Response to Turner 2017

The Atlantic and Gulf Menhaden stocks (Brevoortia tyrannus and Brevoortia patronus) support the second largest fishery by weight in the US and serve a critical ecological role as forage (Hartman & Brandt, 1995; NOAA Fisheries, 2016; Sagarese et al., 2016). Stock assessment and management of these important stocks have experienced thorough scrutiny from multiple perspectives (Hilborn et al., 2017; Pikitch et al., 2012). Therefore, we feel compelled to comment on Turner's (2017) paper titled “Smaller size-at-age menhaden with coastal warming and fishing intensity.” Our comment is based on three issues: misstatements regarding the stocks’ assessment and management, inappropriate analyses, and limited acknowledgment of alternative hypotheses for the putative patterns.

Turner (2017) made several erroneous statements about US menhaden assessment and management.
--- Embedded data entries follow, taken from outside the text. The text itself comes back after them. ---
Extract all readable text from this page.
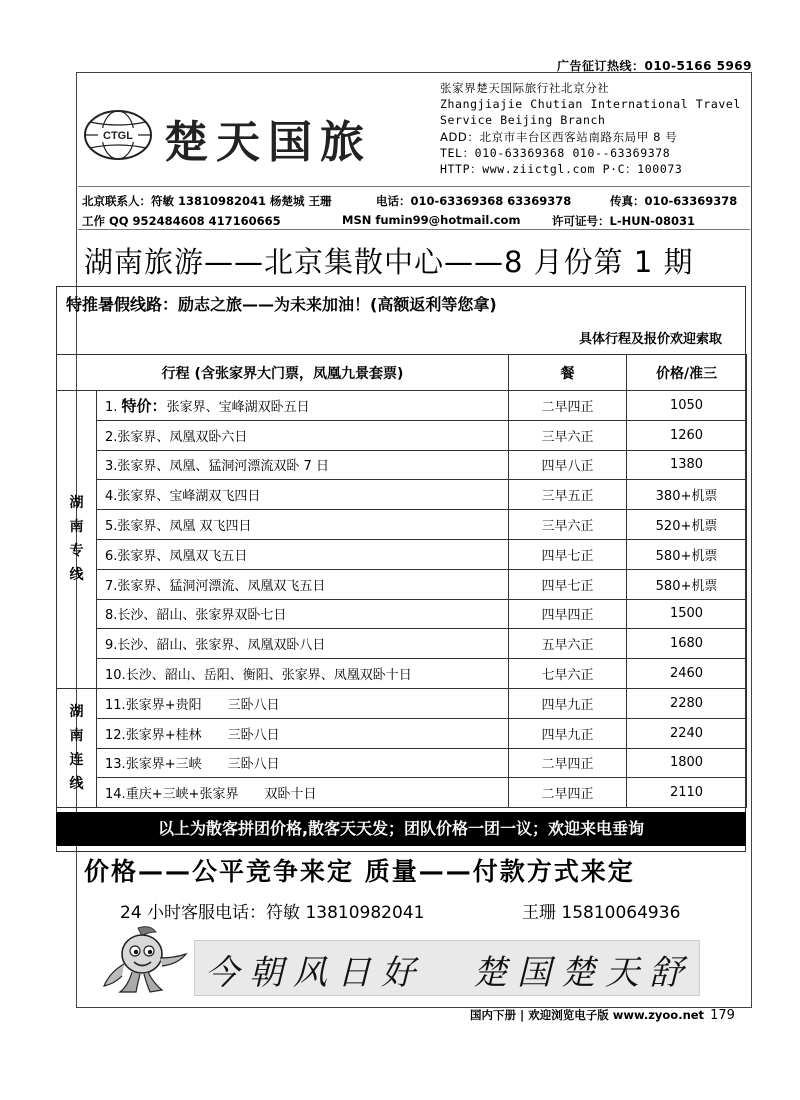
广告征订热线：010-5166 5969
CTGL 楚天国旅
张家界楚天国际旅行社北京分社
Zhangjiajie Chutian International Travel
Service Beijing Branch
ADD：北京市丰台区西客站南路东局甲 8 号
TEL：010-63369368 010--63369378
HTTP：www.ziictgl.com P·C：100073
北京联系人：符敏 13810982041 杨楚城 王珊	电话：010-63369368 63369378	传真：010-63369378
工作 QQ 952484608 417160665	MSN fumin99@hotmail.com	许可证号：L-HUN-08031
湖南旅游——北京集散中心——8 月份第 1 期
特推暑假线路：励志之旅——为未来加油！(高额返利等您拿)
具体行程及报价欢迎索取
行程 (含张家界大门票，凤凰九景套票)		餐	价格/准三

湖
南
专
线	1. 特价：张家界、宝峰湖双卧五日	二早四正	1050
	2.张家界、凤凰双卧六日	三早六正	1260
	3.张家界、凤凰、猛洞河漂流双卧 7 日	四早八正	1380
	4.张家界、宝峰湖双飞四日	三早五正	380+机票
	5.张家界、凤凰 双飞四日	三早六正	520+机票
	6.张家界、凤凰双飞五日	四早七正	580+机票
	7.张家界、猛洞河漂流、凤凰双飞五日	四早七正	580+机票
	8.长沙、韶山、张家界双卧七日	四早四正	1500
	9.长沙、韶山、张家界、凤凰双卧八日	五早六正	1680
	10.长沙、韶山、岳阳、衡阳、张家界、凤凰双卧十日	七早六正	2460

湖
南
连
线	11.张家界+贵阳 三卧八日	四早九正	2280
	12.张家界+桂林 三卧八日	四早九正	2240
	13.张家界+三峡 三卧八日	二早四正	1800
	14.重庆+三峡+张家界 双卧十日	二早四正	2110
以上为散客拼团价格,散客天天发；团队价格一团一议；欢迎来电垂询
价格——公平竞争来定 质量——付款方式来定
24 小时客服电话：符敏 13810982041	王珊 15810064936
今朝风日好 楚国楚天舒
国内下册 | 欢迎浏览电子版 www.zyoo.net 179
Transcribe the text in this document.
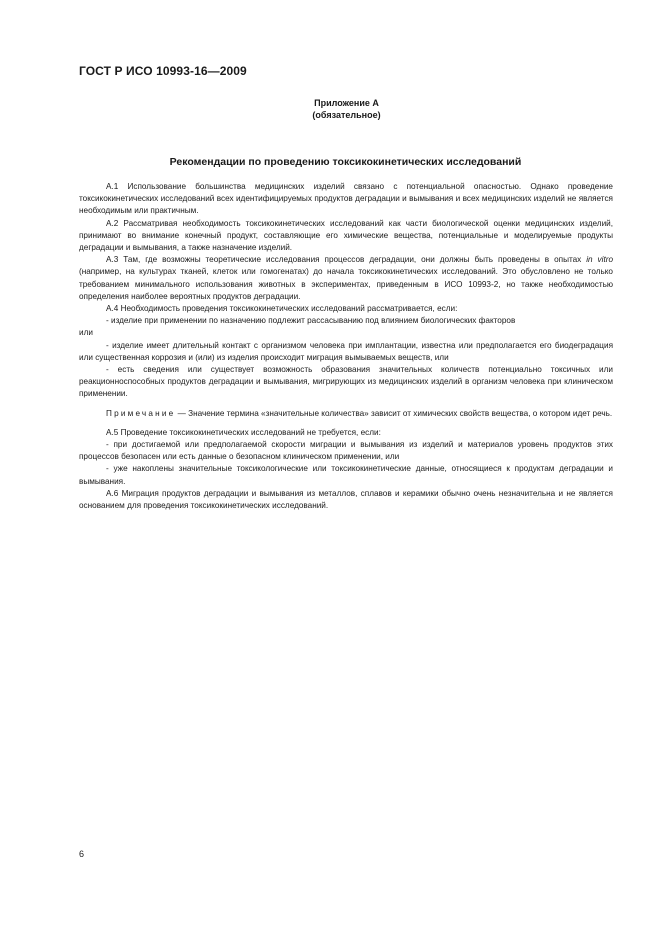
ГОСТ Р ИСО 10993-16—2009
Приложение А
(обязательное)
Рекомендации по проведению токсикокинетических исследований

А.1 Использование большинства медицинских изделий связано с потенциальной опасностью. Однако проведение токсикокинетических исследований всех идентифицируемых продуктов деградации и вымывания и всех медицинских изделий не является необходимым или практичным.

А.2 Рассматривая необходимость токсикокинетических исследований как части биологической оценки медицинских изделий, принимают во внимание конечный продукт, составляющие его химические вещества, потенциальные и моделируемые продукты деградации и вымывания, а также назначение изделий.

А.3 Там, где возможны теоретические исследования процессов деградации, они должны быть проведены в опытах in vitro (например, на культурах тканей, клеток или гомогенатах) до начала токсикокинетических исследований. Это обусловлено не только требованием минимального использования животных в экспериментах, приведенным в ИСО 10993-2, но также необходимостью определения наиболее вероятных продуктов деградации.

А.4 Необходимость проведения токсикокинетических исследований рассматривается, если:

- изделие при применении по назначению подлежит рассасыванию под влиянием биологических факторов

или

- изделие имеет длительный контакт с организмом человека при имплантации, известна или предполагается его биодеградация или существенная коррозия и (или) из изделия происходит миграция вымываемых веществ, или

- есть сведения или существует возможность образования значительных количеств потенциально токсичных или реакционноспособных продуктов деградации и вымывания, мигрирующих из медицинских изделий в организм человека при клиническом применении.

Примечание — Значение термина «значительные количества» зависит от химических свойств вещества, о котором идет речь.

А.5 Проведение токсикокинетических исследований не требуется, если:

- при достигаемой или предполагаемой скорости миграции и вымывания из изделий и материалов уровень продуктов этих процессов безопасен или есть данные о безопасном клиническом применении, или

- уже накоплены значительные токсикологические или токсикокинетические данные, относящиеся к продуктам деградации и вымывания.

А.6 Миграция продуктов деградации и вымывания из металлов, сплавов и керамики обычно очень незначительна и не является основанием для проведения токсикокинетических исследований.

6
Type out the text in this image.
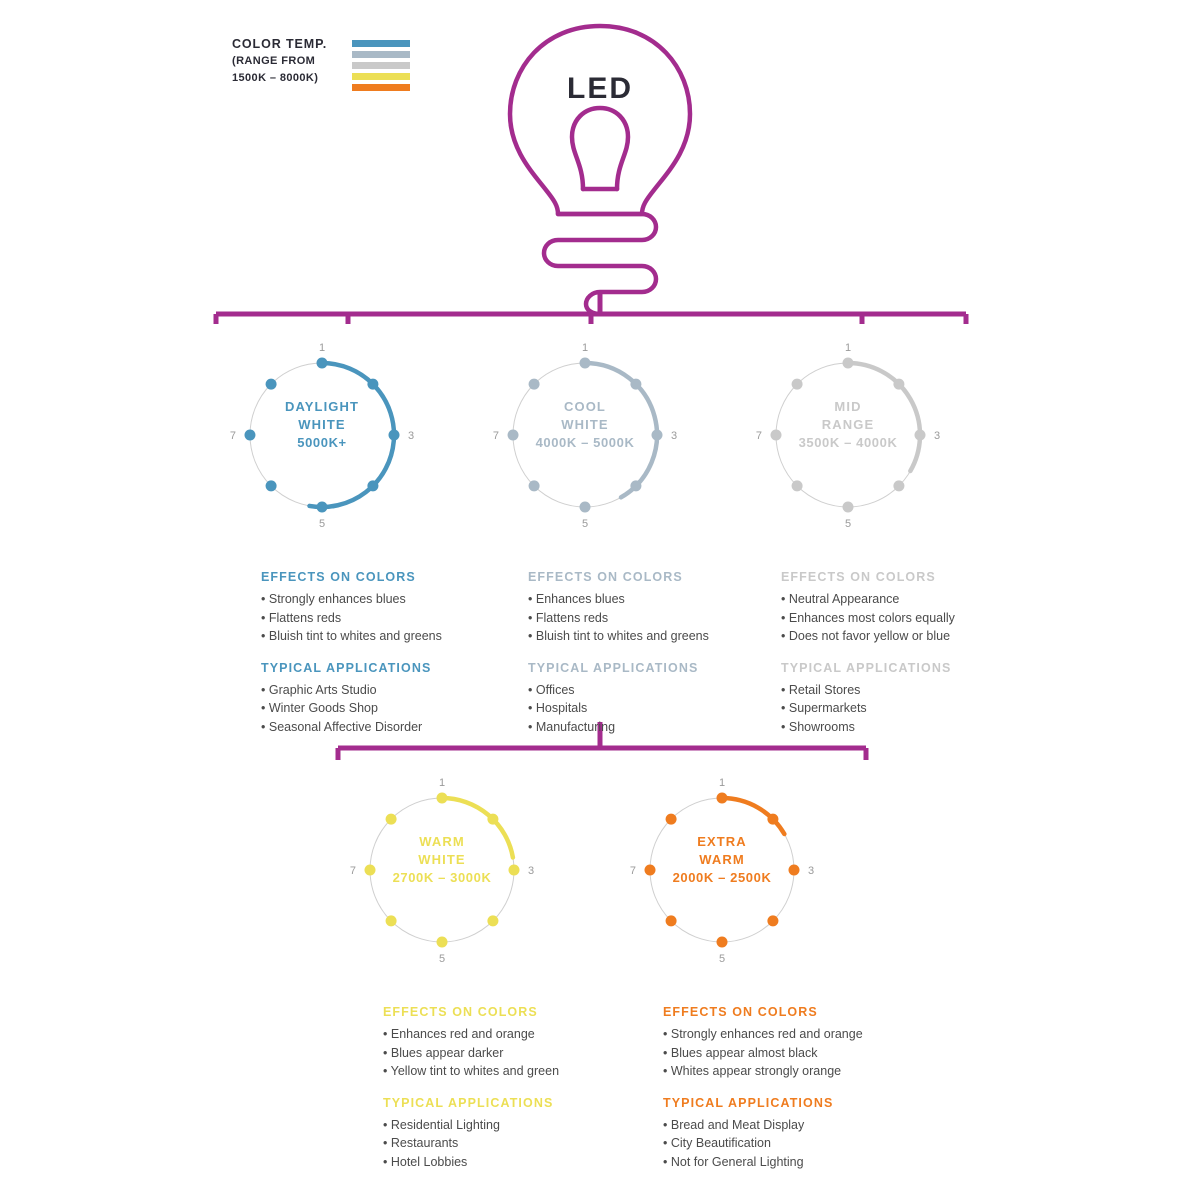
COLOR TEMP.
(RANGE FROM
1500K – 8000K)	LED
1
3
5
7
DAYLIGHT
WHITE
5000K+
1
3
5
7
COOL
WHITE
4000K – 5000K
1
3
5
7
MID
RANGE
3500K – 4000K
EFFECTS ON COLORS
• Strongly enhances blues
• Flattens reds
• Bluish tint to whites and greens
TYPICAL APPLICATIONS
• Graphic Arts Studio
• Winter Goods Shop
• Seasonal Affective Disorder
EFFECTS ON COLORS
• Enhances blues
• Flattens reds
• Bluish tint to whites and greens
TYPICAL APPLICATIONS
• Offices
• Hospitals
• Manufacturing
EFFECTS ON COLORS
• Neutral Appearance
• Enhances most colors equally
• Does not favor yellow or blue
TYPICAL APPLICATIONS
• Retail Stores
• Supermarkets
• Showrooms
1
3
5
7
WARM
WHITE
2700K – 3000K
1
3
5
7
EXTRA
WARM
2000K – 2500K
EFFECTS ON COLORS
• Enhances red and orange
• Blues appear darker
• Yellow tint to whites and green
TYPICAL APPLICATIONS
• Residential Lighting
• Restaurants
• Hotel Lobbies
EFFECTS ON COLORS
• Strongly enhances red and orange
• Blues appear almost black
• Whites appear strongly orange
TYPICAL APPLICATIONS
• Bread and Meat Display
• City Beautification
• Not for General Lighting
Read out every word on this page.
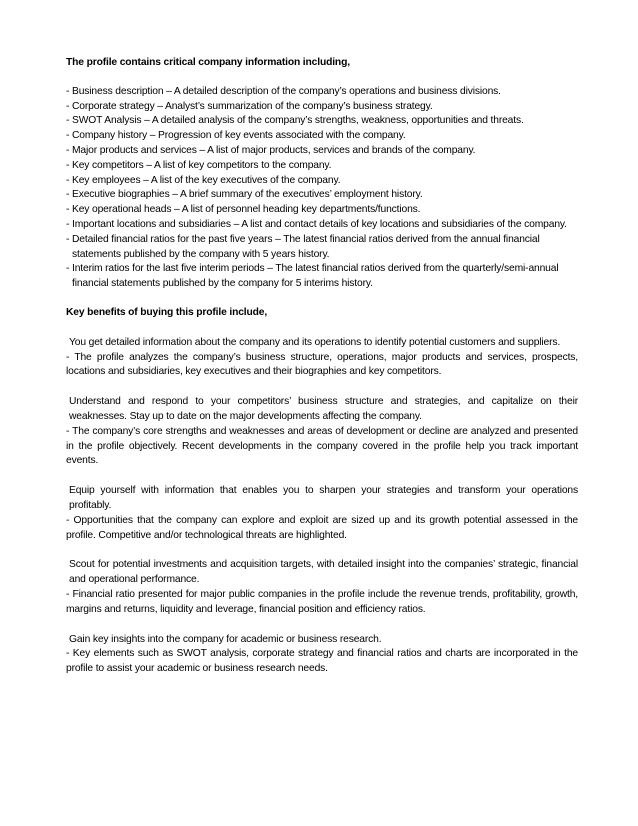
The profile contains critical company information including,

- Business description – A detailed description of the company’s operations and business divisions.
- Corporate strategy – Analyst’s summarization of the company’s business strategy.
- SWOT Analysis – A detailed analysis of the company’s strengths, weakness, opportunities and threats.
- Company history – Progression of key events associated with the company.
- Major products and services – A list of major products, services and brands of the company.
- Key competitors – A list of key competitors to the company.
- Key employees – A list of the key executives of the company.
- Executive biographies – A brief summary of the executives’ employment history.
- Key operational heads – A list of personnel heading key departments/functions.
- Important locations and subsidiaries – A list and contact details of key locations and subsidiaries of the company.
- Detailed financial ratios for the past five years – The latest financial ratios derived from the annual financial statements published by the company with 5 years history.
- Interim ratios for the last five interim periods – The latest financial ratios derived from the quarterly/semi-annual financial statements published by the company for 5 interims history.

Key benefits of buying this profile include,

You get detailed information about the company and its operations to identify potential customers and suppliers.

- The profile analyzes the company’s business structure, operations, major products and services, prospects, locations and subsidiaries, key executives and their biographies and key competitors.

Understand and respond to your competitors’ business structure and strategies, and capitalize on their weaknesses. Stay up to date on the major developments affecting the company.

- The company’s core strengths and weaknesses and areas of development or decline are analyzed and presented in the profile objectively. Recent developments in the company covered in the profile help you track important events.

Equip yourself with information that enables you to sharpen your strategies and transform your operations profitably.

- Opportunities that the company can explore and exploit are sized up and its growth potential assessed in the profile. Competitive and/or technological threats are highlighted.

Scout for potential investments and acquisition targets, with detailed insight into the companies’ strategic, financial and operational performance.

- Financial ratio presented for major public companies in the profile include the revenue trends, profitability, growth, margins and returns, liquidity and leverage, financial position and efficiency ratios.

Gain key insights into the company for academic or business research.

- Key elements such as SWOT analysis, corporate strategy and financial ratios and charts are incorporated in the profile to assist your academic or business research needs.
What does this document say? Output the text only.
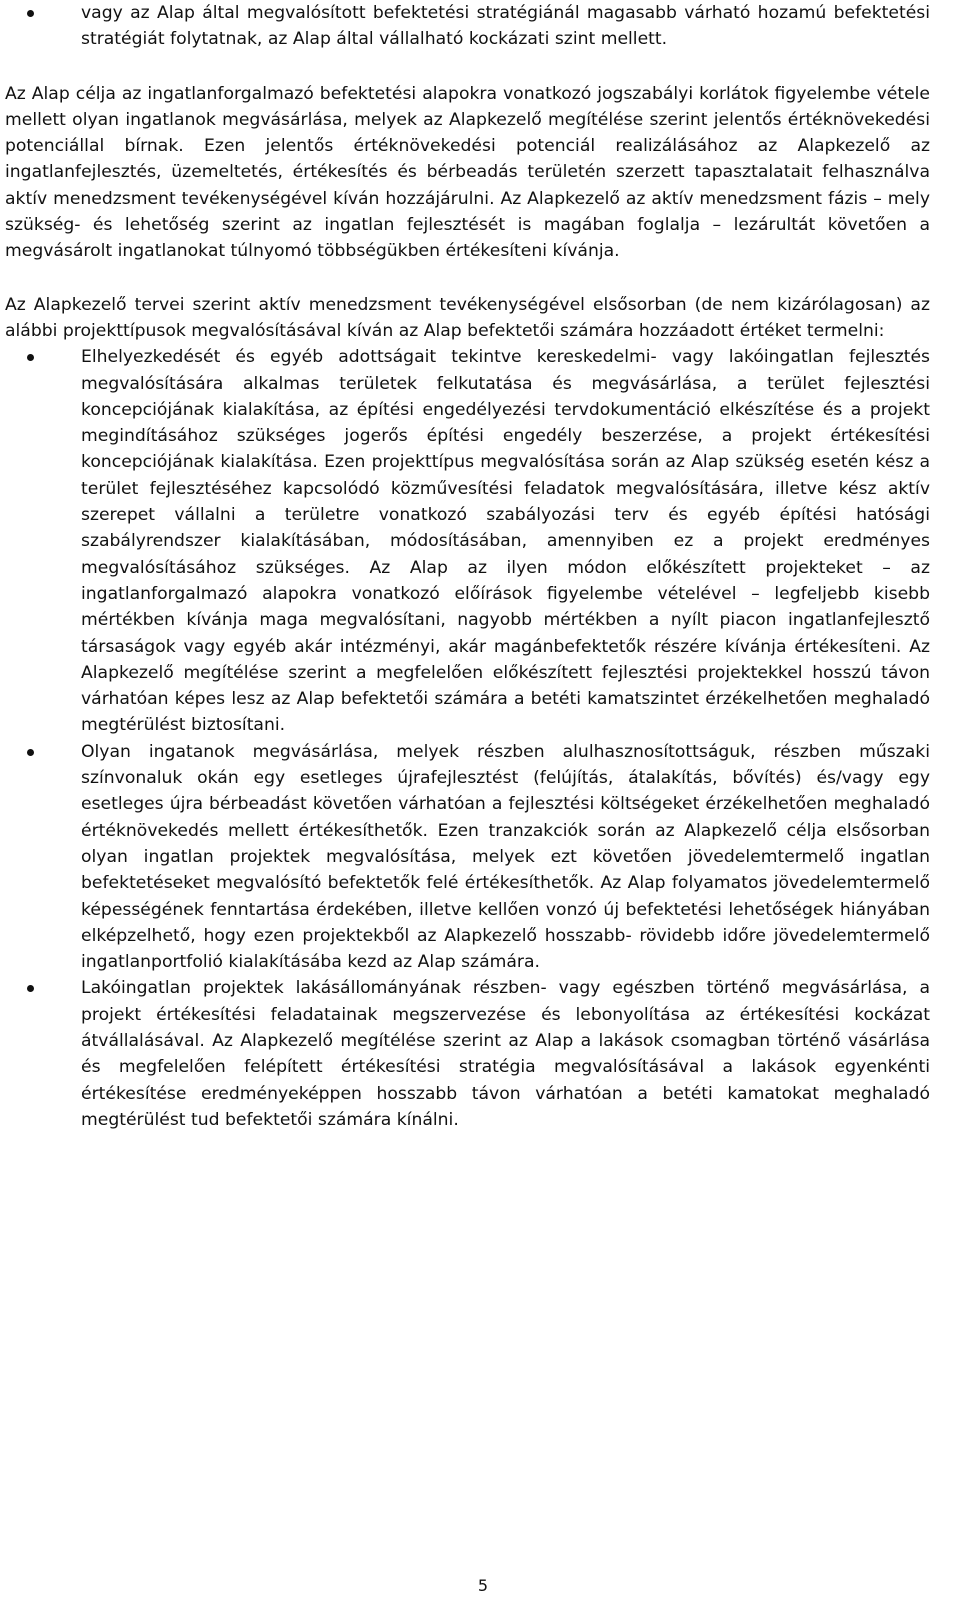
vagy az Alap által megvalósított befektetési stratégiánál magasabb várható hozamú befektetési stratégiát folytatnak, az Alap által vállalható kockázati szint mellett.

Az Alap célja az ingatlanforgalmazó befektetési alapokra vonatkozó jogszabályi korlátok figyelembe vétele mellett olyan ingatlanok megvásárlása, melyek az Alapkezelő megítélése szerint jelentős értéknövekedési potenciállal bírnak. Ezen jelentős értéknövekedési potenciál realizálásához az Alapkezelő az ingatlanfejlesztés, üzemeltetés, értékesítés és bérbeadás területén szerzett tapasztalatait felhasználva aktív menedzsment tevékenységével kíván hozzájárulni. Az Alapkezelő az aktív menedzsment fázis – mely szükség- és lehetőség szerint az ingatlan fejlesztését is magában foglalja – lezárultát követően a megvásárolt ingatlanokat túlnyomó többségükben értékesíteni kívánja.

Az Alapkezelő tervei szerint aktív menedzsment tevékenységével elsősorban (de nem kizárólagosan) az alábbi projekttípusok megvalósításával kíván az Alap befektetői számára hozzáadott értéket termelni:

Elhelyezkedését és egyéb adottságait tekintve kereskedelmi- vagy lakóingatlan fejlesztés megvalósítására alkalmas területek felkutatása és megvásárlása, a terület fejlesztési koncepciójának kialakítása, az építési engedélyezési tervdokumentáció elkészítése és a projekt megindításához szükséges jogerős építési engedély beszerzése, a projekt értékesítési koncepciójának kialakítása. Ezen projekttípus megvalósítása során az Alap szükség esetén kész a terület fejlesztéséhez kapcsolódó közművesítési feladatok megvalósítására, illetve kész aktív szerepet vállalni a területre vonatkozó szabályozási terv és egyéb építési hatósági szabályrendszer kialakításában, módosításában, amennyiben ez a projekt eredményes megvalósításához szükséges. Az Alap az ilyen módon előkészített projekteket – az ingatlanforgalmazó alapokra vonatkozó előírások figyelembe vételével – legfeljebb kisebb mértékben kívánja maga megvalósítani, nagyobb mértékben a nyílt piacon ingatlanfejlesztő társaságok vagy egyéb akár intézményi, akár magánbefektetők részére kívánja értékesíteni. Az Alapkezelő megítélése szerint a megfelelően előkészített fejlesztési projektekkel hosszú távon várhatóan képes lesz az Alap befektetői számára a betéti kamatszintet érzékelhetően meghaladó megtérülést biztosítani.

Olyan ingatanok megvásárlása, melyek részben alulhasznosítottságuk, részben műszaki színvonaluk okán egy esetleges újrafejlesztést (felújítás, átalakítás, bővítés) és/vagy egy esetleges újra bérbeadást követően várhatóan a fejlesztési költségeket érzékelhetően meghaladó értéknövekedés mellett értékesíthetők. Ezen tranzakciók során az Alapkezelő célja elsősorban olyan ingatlan projektek megvalósítása, melyek ezt követően jövedelemtermelő ingatlan befektetéseket megvalósító befektetők felé értékesíthetők. Az Alap folyamatos jövedelemtermelő képességének fenntartása érdekében, illetve kellően vonzó új befektetési lehetőségek hiányában elképzelhető, hogy ezen projektekből az Alapkezelő hosszabb- rövidebb időre jövedelemtermelő ingatlanportfolió kialakításába kezd az Alap számára.

Lakóingatlan projektek lakásállományának részben- vagy egészben történő megvásárlása, a projekt értékesítési feladatainak megszervezése és lebonyolítása az értékesítési kockázat átvállalásával. Az Alapkezelő megítélése szerint az Alap a lakások csomagban történő vásárlása és megfelelően felépített értékesítési stratégia megvalósításával a lakások egyenkénti értékesítése eredményeképpen hosszabb távon várhatóan a betéti kamatokat meghaladó megtérülést tud befektetői számára kínálni.

5
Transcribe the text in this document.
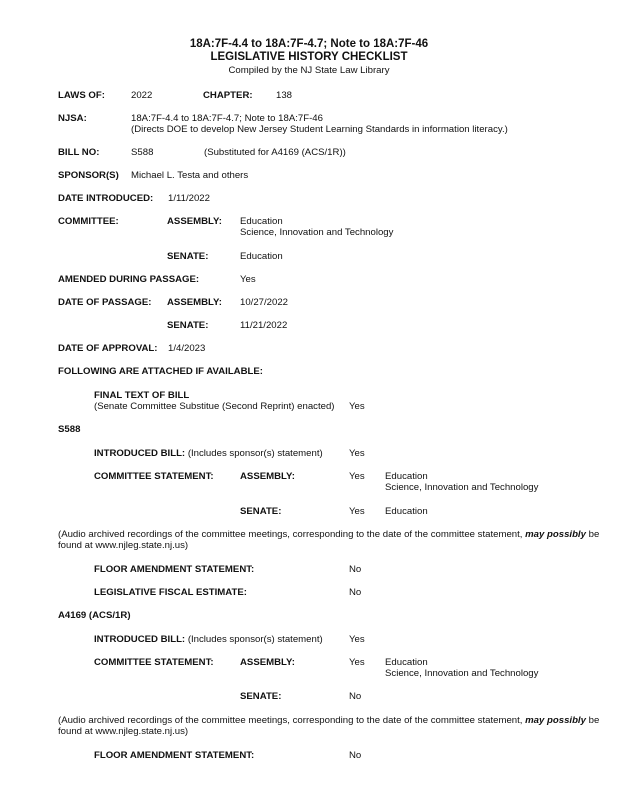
18A:7F-4.4 to 18A:7F-4.7; Note to 18A:7F-46
LEGISLATIVE HISTORY CHECKLIST
Compiled by the NJ State Law Library
LAWS OF:	2022	CHAPTER: 138
NJSA:	18A:7F-4.4 to 18A:7F-4.7; Note to 18A:7F-46
(Directs DOE to develop New Jersey Student Learning Standards in information literacy.)
BILL NO:	S588	(Substituted for A4169 (ACS/1R))
SPONSOR(S) Michael L. Testa and others
DATE INTRODUCED: 1/11/2022
COMMITTEE:	ASSEMBLY: Education
Science, Innovation and Technology
SENATE:	Education
AMENDED DURING PASSAGE:	Yes
DATE OF PASSAGE: ASSEMBLY: 10/27/2022
SENATE:	11/21/2022
DATE OF APPROVAL: 1/4/2023
FOLLOWING ARE ATTACHED IF AVAILABLE:
FINAL TEXT OF BILL
(Senate Committee Substitue (Second Reprint) enacted) Yes
S588
INTRODUCED BILL: (Includes sponsor(s) statement)	Yes
COMMITTEE STATEMENT:	ASSEMBLY:	Yes Education
Science, Innovation and Technology
SENATE:	Yes Education
(Audio archived recordings of the committee meetings, corresponding to the date of the committee statement, may possibly be found at www.njleg.state.nj.us)
FLOOR AMENDMENT STATEMENT:	No
LEGISLATIVE FISCAL ESTIMATE:	No
A4169 (ACS/1R)
INTRODUCED BILL: (Includes sponsor(s) statement)	Yes
COMMITTEE STATEMENT:	ASSEMBLY:	Yes Education
Science, Innovation and Technology
SENATE:	No
(Audio archived recordings of the committee meetings, corresponding to the date of the committee statement, may possibly be found at www.njleg.state.nj.us)
FLOOR AMENDMENT STATEMENT:	No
First, neither value described as “MSY” in Turner (2017) represents an accurate or reliable estimate of MSY for menhaden. The value labelled “MSY Atlantic” in Figure 1 and throughout the text is the total allowable catch, based on average landings from 2009 to 2011 (ASMFC, 2012). The value labelled “GOM MSY” in Figure 1 and throughout the text is the estimate of biomass at MSY (B_MSY) generated by a surplus production model not adopted for use in management (SEDAR, 2013). Developing MSY estimates for forage fish such as menhaden is problematic (SEDAR, 2013) and currently is not accepted for determining stock status on either coast. The model used to assess both species, the NMFS Beaufort Assessment Model, is a statistical catch-at-age model that estimates spawner-per-recruit reference points for management (SEDAR, 2013, 2015). Additionally, landings of both species shown in Figure 1 were inflated by a factor of 1,000.1 Turner's conclusions regarding variation in size-at-age with fishing pressure (Figure 4, Table III) are not valid because incorrect estimates of menhaden MSY and landings were used in the analysis.

Inappropriate analyses included treatment of the data and model choice. By using mean estimates of size-at-age, analyses artificially reduced the estimated inter-annual variance and ignored potentially confounding factors. Using mean estimates serves to allocate the error variation to the linear regression component of the model, inflating the amount of variance explained. Reanalysing the Gulf data, we find that Turner's model formulation inflates the variance explained from 292% to 1,267%. By including the full weight- and length-at-age dataset, R² values range from <0.001 to 0.128 (Table S1). Such poor estimation of annual changes in length- and weight-at-age weakens support for Turner's conclusions. Also, menhaden demonstrate considerable spatial variation in their distribution by size and age that affects availability of older ages to the fishery. Proper interpretation of these fishery-dependent data must account for fleet dynamics, especially for Atlantic menhaden, which was historically caught coastwide but now between New Jersey and Virginia. Beyond treatment of data, we disagree with the use of a linear model to understand the inter-annual dynamics of length- and weight-at-age. A qualitative examination of the residual pattern indicates that a linear model does not properly incorporate the biological and environmental dynamics.

Turner's paper interpreted results with a narrow view on possible factors affecting size-at-age over time and failed to fully acknowledge alternative hypotheses. Density dependence, fishing mortality, selectivity, and environmental factors all have the potential to influence size-at-age. Turner's finding that not all age classes decreased in size is an important piece of evidence. Broad-scale mechanisms such as density and environmental factors (i.e., temperature) would be expected to cause changes on all age classes, while factors only acting on specific age classes (i.e., fishing mortality) would be expected to cause changes on only impacted age classes. For example, Atlantic menhaden growth varies widely over time with large swings; these changes have been plausibly linked to density dependence (Schueller & Williams, 2017). Also, observed changes in size-at-age over time may simply be due to variation in fishing locations and concomitant changes in the frequency of older menhaden encountered by the fishery over time (SEDAR, 2013, 2015). Additionally, time-varying dome-shaped selectivity and biased growth estimates based on fishery-dependent samples (Schueller, Williams, & Cheshire, 2014) have led to inadequate samples of older age classes. For example, the number of age 4+ Atlantic menhaden samples collected has declined from an average of 4,338/year in the 1950s to 267/year from 1960+. Although we acknowledge the possibility that climate change may be affecting menhaden dynamics and growth, Turner's analyses are insufficient to draw definitive conclusions.